"Let's drop the big one now"
The DSO administration is prepared to move forward with a newly assembled group of players that would include only those members of the current orchestra who agree to unilaterally presented terms, DSO Vice President Paul Hogle said Sunday.
Without setting a date, Hogle said the time has come for a new symphony model to emerge, an ensemble that not only plays traditional concerts but also fully engages the community as ambassadors, educators and performers.
DSO cellist Haden McKay, shocked by the news that management may simply move on with replacements, said the plan is the equivalent of “an atom bomb.”
DSO violinist and musicians’ spokesman Joe Goldman said, “What kind of orchestra does (board chairman) Stanley Frankel think he’s going to have without any professional musicians in it?”
Professional orchestras are highly unionized; any musician taking a replacement job risks career suicide.
Hogle said any restructured ensemble would be professional and open to young musicians as well as veterans.
Goldman said he believed the two sides still could reach an agreement.
“The money is there,” Goldman said. “It’s a matter of management being flexible and allowing us to work with them to allocate the funds.”
But Hogle said there would be no further negotiations and the musicians must agree to terms “less generous” than the $34 million three-year package they rejected over the weekend.
“We’re facing a deteriorating financial condition,” he said, “and our last offer was going to leave us with multimillion-dollar deficits over multiple years. Our endowment is down to $19 million. When that’s gone, it’s over.”
But apparently management hasn’t bothered to ask the Music Director if he’s in on the new plan, or at least that’s the impression that DSO management would like to leave:
[Hogle] said music director Leonard Slatkin has not been presented with the idea of a reconstituted DSO.
Asked if the financially stressed orchestra could afford to retain its high-profile artistic leader, Hogle said, “We can’t afford not to keep him.”
“Leonard Slatkin is an eminent figure in the orchestra world,” Hogle said. “He has both the stature and the connections essential to our artistic mission.”
I don’t see how they can do it without him, and I don’t see how he can agree. Professional orchestra musicians will stand for a fair amount from conductors, but not this; he’s likely to get nothing but an extremely hostile reception from any American orchestra if he’s part of a scheme to replace his own orchestra with strikebreakers. For my part, I sure wouldn’t play on the same stage with a conductor who’d done that, and I’m sure I’d have some pretty distinguished company in that feeling.

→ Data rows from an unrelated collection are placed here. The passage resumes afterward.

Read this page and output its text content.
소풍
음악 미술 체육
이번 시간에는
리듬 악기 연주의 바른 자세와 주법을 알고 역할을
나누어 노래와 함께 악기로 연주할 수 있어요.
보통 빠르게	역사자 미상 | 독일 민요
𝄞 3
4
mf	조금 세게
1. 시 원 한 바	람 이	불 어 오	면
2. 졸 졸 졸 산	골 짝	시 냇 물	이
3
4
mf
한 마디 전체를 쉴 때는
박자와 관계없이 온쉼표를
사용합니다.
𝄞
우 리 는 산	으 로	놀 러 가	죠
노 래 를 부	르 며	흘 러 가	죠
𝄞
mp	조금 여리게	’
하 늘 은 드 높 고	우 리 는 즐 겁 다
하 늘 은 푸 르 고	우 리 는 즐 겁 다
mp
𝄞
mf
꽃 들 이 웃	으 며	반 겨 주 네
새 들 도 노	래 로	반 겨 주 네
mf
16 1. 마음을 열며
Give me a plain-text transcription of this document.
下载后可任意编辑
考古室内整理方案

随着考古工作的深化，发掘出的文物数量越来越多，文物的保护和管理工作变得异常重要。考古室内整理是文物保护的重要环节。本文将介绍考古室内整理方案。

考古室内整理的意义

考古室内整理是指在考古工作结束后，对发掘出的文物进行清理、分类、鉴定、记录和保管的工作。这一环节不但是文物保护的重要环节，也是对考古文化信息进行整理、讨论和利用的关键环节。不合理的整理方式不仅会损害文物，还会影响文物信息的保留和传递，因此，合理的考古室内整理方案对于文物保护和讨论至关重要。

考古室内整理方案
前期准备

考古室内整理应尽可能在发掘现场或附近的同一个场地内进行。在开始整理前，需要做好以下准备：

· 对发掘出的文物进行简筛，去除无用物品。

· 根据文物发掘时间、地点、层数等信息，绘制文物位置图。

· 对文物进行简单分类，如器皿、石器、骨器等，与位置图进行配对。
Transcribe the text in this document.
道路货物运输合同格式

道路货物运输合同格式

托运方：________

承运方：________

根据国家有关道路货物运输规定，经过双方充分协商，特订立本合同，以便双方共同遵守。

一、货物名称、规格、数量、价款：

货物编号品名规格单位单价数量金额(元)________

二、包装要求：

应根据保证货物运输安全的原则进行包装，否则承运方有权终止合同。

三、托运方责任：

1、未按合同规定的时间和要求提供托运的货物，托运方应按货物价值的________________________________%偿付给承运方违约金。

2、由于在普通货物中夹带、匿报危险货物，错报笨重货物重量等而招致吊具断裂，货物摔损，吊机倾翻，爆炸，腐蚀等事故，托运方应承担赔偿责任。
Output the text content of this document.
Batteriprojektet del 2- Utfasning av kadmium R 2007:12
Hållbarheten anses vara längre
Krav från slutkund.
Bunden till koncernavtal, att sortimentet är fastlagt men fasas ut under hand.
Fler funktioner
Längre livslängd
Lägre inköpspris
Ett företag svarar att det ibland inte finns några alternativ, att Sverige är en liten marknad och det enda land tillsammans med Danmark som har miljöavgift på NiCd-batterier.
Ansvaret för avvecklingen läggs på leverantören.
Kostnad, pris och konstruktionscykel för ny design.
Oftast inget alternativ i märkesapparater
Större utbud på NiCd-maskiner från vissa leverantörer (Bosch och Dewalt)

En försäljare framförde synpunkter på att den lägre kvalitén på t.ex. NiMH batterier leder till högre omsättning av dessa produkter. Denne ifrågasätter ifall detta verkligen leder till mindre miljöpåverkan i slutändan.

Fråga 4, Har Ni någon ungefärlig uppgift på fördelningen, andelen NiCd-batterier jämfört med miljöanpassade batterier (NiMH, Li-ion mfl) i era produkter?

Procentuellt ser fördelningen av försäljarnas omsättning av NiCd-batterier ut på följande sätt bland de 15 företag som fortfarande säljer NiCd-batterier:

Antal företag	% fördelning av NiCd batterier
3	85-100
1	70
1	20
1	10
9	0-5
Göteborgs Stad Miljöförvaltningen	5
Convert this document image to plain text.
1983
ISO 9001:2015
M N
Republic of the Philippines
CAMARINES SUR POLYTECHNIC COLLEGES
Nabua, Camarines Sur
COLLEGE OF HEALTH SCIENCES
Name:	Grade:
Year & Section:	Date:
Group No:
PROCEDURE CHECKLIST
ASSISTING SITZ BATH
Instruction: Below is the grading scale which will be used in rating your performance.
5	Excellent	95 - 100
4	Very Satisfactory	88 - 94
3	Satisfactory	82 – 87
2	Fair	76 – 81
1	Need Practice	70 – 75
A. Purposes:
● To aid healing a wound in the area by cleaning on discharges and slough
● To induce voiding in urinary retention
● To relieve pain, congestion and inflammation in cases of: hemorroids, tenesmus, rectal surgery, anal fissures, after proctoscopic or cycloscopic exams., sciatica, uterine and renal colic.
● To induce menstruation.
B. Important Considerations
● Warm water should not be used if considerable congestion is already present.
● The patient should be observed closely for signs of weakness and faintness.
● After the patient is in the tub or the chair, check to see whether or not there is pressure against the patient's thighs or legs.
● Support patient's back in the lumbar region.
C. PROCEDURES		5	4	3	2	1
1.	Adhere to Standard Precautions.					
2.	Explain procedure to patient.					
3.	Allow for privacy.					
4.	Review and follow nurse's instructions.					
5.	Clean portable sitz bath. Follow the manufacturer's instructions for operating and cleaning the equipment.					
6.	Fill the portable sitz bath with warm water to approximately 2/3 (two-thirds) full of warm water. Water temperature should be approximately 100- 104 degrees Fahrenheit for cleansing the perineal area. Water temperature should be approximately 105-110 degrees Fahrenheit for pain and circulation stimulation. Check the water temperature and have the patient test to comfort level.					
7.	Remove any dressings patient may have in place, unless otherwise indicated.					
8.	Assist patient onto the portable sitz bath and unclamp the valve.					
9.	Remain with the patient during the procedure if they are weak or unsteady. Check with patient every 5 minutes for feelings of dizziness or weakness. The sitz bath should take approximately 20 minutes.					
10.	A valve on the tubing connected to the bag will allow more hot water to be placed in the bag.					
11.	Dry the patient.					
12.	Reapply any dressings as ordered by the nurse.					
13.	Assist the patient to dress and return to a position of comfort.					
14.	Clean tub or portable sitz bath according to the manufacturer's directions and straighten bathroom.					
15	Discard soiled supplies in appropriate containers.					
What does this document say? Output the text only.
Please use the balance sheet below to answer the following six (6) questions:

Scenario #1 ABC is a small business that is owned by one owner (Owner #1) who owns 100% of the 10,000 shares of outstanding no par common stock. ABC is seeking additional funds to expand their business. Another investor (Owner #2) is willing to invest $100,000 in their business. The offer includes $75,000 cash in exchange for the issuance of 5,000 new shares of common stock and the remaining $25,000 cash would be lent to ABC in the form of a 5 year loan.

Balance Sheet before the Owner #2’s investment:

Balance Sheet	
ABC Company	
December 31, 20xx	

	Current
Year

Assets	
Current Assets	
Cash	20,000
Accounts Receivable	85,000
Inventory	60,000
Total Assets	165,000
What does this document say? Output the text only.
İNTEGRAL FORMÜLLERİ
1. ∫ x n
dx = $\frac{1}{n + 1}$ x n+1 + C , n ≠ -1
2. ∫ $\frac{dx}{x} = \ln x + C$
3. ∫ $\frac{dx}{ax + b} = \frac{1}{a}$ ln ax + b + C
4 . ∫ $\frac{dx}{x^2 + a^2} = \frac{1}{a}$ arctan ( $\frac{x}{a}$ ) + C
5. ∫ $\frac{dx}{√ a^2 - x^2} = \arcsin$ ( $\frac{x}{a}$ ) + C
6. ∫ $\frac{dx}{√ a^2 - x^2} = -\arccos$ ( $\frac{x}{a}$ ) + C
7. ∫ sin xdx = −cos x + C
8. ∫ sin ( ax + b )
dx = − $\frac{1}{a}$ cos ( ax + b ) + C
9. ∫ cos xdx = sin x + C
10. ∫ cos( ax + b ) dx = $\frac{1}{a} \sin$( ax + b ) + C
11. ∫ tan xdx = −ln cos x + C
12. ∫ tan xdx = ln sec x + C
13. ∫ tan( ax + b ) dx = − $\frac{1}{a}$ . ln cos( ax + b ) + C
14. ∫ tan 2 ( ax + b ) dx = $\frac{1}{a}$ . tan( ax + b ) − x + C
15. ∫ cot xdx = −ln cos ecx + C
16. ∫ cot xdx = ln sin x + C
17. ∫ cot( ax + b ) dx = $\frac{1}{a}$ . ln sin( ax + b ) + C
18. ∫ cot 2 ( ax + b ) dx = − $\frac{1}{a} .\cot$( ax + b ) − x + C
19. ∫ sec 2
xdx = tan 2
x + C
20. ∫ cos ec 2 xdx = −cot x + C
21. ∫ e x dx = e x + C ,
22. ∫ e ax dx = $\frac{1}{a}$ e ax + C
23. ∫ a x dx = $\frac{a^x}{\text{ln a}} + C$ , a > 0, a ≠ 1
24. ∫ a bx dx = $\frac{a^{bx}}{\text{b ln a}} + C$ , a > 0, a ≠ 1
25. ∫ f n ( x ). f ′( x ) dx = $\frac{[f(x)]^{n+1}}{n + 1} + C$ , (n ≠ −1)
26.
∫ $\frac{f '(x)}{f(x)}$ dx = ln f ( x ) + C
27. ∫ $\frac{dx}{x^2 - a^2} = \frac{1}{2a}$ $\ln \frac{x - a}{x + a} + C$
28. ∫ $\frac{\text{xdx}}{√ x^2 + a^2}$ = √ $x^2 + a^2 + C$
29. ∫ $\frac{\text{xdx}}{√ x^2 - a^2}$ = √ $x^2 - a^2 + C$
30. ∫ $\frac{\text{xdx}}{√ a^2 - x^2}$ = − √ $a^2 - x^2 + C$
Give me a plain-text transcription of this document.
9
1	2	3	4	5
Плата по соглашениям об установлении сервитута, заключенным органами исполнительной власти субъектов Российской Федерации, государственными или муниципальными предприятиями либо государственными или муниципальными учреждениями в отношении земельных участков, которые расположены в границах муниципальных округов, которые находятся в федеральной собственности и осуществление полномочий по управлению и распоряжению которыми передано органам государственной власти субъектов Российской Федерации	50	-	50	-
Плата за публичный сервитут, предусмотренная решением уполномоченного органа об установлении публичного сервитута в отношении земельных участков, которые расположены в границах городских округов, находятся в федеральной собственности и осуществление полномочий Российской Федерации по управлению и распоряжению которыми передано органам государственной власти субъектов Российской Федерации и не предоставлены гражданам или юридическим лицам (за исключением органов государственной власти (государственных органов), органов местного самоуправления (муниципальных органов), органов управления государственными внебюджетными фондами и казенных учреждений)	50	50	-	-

And, even if he did agree, the fight over the new “DSO” would be vicious. No concert of the “DSO” would go unpicketed. No soloist with the “DSO” would leave Detroit without experiencing their own SarahChangurüng moment. It would not be at all easy to find musicians who would be willing to be replacement musicians and cross a picket line – and there will be lots of musicians from major orchestras on that picket line, including no doubt the teachers of some of the prospective replacements. And, as a matter of law, management cannot unilaterally end the bargaining relationship with striking workers, even by replacing them.
If I was a completely cock-eyed optimist, I’d view this as a desperate threat by a management that has painted itself into a corner and knows it.